Global aluminium production has nearly tripled since the turn of the millennium, and the ripple effects are being felt most clearly in the dry bulk market, where seaborne bauxite trade hit a fresh record last year.
Analysis by Ursa Shipbrokers, drawing on data from the International Aluminium Institute (IAI), shows global primary aluminium output reached an all-time high of 73.8m tonnes in 2025, edging up 1.1% year-on-year. That marks a 199% increase compared with 2000, underlining how deeply aluminium has embedded itself across transport, construction, power infrastructure and consumer goods.

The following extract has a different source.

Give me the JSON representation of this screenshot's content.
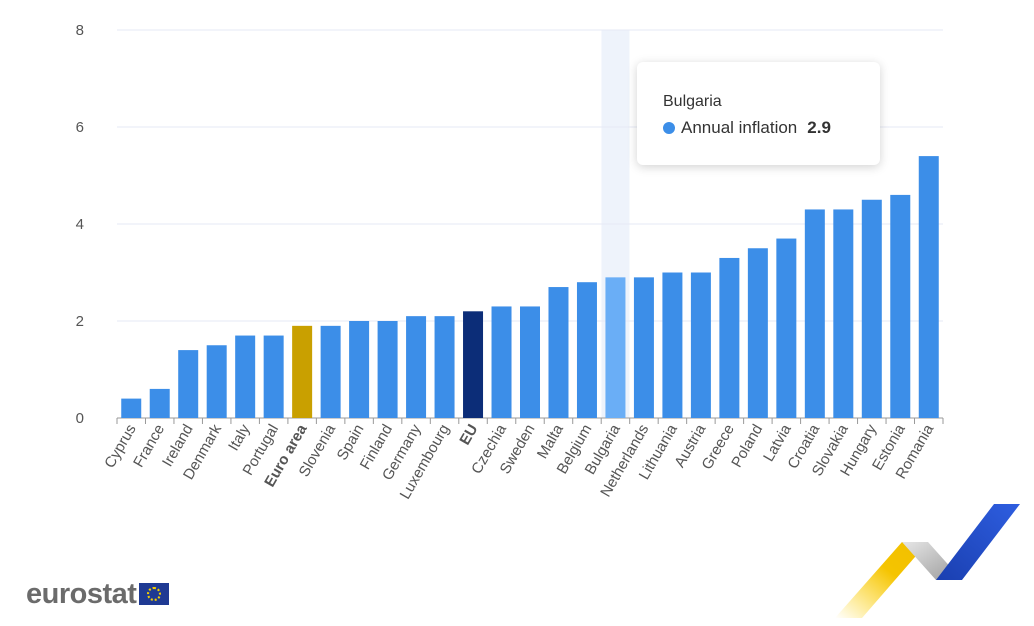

Behind that growth sits one dominant player. China has driven almost all of the expansion, lifting its primary aluminium output sixteenfold since 2000. At the start of the century, Chinese smelters accounted for just 11% of global production. By 2025, that share had climbed to around 60%, or roughly 44.2m tonnes.

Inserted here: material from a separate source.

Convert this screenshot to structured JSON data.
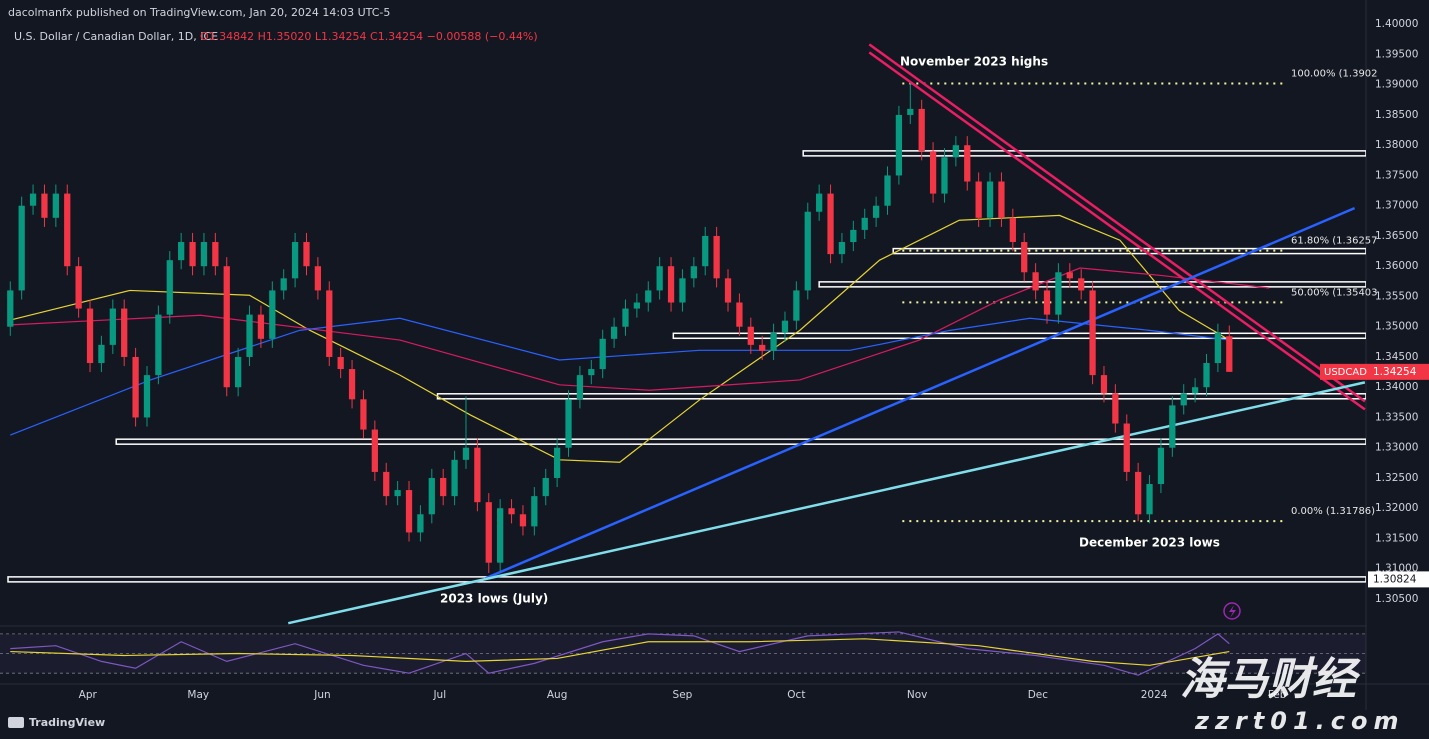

Output growth elsewhere has been far more muted. Production outside China rose steadily in the early 2000s but has remained largely flat since the mid-2000s, leaving the global aluminium supply chain increasingly centred on Chinese demand.
Primary aluminium production relies on alumina, which is refined from bauxite. As aluminium output has surged, so too has demand for the raw material — and the ships that move it.
Ursa estimates global seaborne bauxite loadings reached around 246.6m tonnes in 2025, a record level and a jump of nearly 42m tonnes, or 21%, from the previous year. The growth has turned bauxite into one of the standout dry bulk cargo stories of recent years.
Looking back to 2016, when global bauxite loadings stood at about 78.5m tonnes, volumes have grown at an estimated compound annual rate of close to 14%, reflecting both rising aluminium output and China’s growing reliance on imported ore.
Supply remains highly concentrated. Guinea accounted for roughly 73% of global bauxite loadings in 2025, cementing its position as the world’s — and China’s — main long-haul supplier. Australia followed with around 18%, meaning the two countries together supplied more than 90% of seaborne bauxite volumes.
On the demand side, China dominated imports, receiving an estimated 88% of all bauxite cargoes loaded onto dry bulk carriers last year to feed its vast alumina refining system.
With Chinese aluminium output running close to — and in some data marginally above — Beijing’s 45m tonne annual production cap, the aluminium-bauxite trade looks set to remain a central driver of tonne-mile demand, even as broader dry bulk markets wrestle with slower growth elsewhere.